Quando se sentou, os seus olhos demoraram-se com uma curiosidade enternecida n’esses objectos familiares onde pousava a doçura das mãos d’ella — um sinete d’agatha sobre um velho livro de contas, uma faca de marfim com monogramma de prata ao lado d’uma taçasinha de Saxe cheia d’estampilhas; e em tudo havia a ordem clara que tão bem condizia com o seu puro perfil. Na rua o realejo calára-se, por cima do tecto já não cavallavam as crianças.
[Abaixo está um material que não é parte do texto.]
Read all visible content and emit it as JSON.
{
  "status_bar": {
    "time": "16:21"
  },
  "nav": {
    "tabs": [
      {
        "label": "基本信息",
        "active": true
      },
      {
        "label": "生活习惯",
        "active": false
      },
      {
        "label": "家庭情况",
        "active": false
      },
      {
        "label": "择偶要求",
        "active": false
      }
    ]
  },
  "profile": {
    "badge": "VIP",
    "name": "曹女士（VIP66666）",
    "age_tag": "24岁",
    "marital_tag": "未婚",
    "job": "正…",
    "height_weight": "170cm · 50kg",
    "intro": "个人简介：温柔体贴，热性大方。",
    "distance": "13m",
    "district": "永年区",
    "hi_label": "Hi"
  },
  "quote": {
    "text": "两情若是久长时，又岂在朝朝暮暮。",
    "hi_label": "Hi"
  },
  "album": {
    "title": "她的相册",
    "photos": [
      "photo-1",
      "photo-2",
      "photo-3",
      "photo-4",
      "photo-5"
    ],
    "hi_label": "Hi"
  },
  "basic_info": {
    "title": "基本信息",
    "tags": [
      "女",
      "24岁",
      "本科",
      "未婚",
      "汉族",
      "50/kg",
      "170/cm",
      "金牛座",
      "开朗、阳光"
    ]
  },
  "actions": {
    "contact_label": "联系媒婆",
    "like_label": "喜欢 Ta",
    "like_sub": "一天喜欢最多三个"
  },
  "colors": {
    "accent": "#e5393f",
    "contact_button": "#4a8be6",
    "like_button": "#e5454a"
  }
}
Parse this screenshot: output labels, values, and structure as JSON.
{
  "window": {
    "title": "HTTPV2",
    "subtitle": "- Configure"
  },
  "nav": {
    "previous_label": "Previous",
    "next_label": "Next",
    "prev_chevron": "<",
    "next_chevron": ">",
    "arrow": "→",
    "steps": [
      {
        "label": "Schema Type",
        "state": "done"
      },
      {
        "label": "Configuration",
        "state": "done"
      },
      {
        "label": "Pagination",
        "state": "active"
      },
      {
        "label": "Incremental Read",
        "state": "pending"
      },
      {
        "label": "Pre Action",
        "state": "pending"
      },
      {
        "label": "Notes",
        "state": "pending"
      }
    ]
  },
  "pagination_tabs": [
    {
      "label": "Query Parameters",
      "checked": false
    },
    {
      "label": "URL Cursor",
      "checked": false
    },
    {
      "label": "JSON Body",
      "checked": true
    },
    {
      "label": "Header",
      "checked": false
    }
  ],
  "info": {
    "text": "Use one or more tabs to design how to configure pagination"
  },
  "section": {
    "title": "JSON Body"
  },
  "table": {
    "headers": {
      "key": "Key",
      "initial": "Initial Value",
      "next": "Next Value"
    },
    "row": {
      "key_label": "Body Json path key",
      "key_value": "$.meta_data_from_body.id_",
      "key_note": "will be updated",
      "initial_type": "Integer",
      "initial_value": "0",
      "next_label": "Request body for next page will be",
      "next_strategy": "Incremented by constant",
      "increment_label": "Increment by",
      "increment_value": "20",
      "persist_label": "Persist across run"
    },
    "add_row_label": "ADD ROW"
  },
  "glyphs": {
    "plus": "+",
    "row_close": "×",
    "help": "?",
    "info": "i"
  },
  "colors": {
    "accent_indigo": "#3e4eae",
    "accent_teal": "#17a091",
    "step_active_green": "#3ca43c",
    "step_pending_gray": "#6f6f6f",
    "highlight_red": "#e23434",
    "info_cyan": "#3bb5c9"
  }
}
E, em quanto escrevia devagar, Carlos sentia-a abafar sobre a esteira o som dos seus passos, mover os seus vasos mais de leve.

— Que bonitas flôres v. exc.ª tem, minha senhora! disse elle, voltando a cabeça, em quanto ia seccando distrahida e lentamente a receita.

De pé, junto do contador arabe, onde pousava um vaso amarello da India, ella arranjava folhas em volta de duas rosas.

— Dão frescura, disse ella. Mas imaginei que em Lisboa havia mais bonitas flôres. Não ha nada que se compare ás flôres de França... Pois não é verdade?

Elle não respondeu logo, esquecido a olhar para ella, pensando na doçura de ficar alli eternamente n’aquella sala de reps vermelho, cheia de claridade e cheia de silencio, a vêl-a pôr folhas verdes em torno de pés de rosa!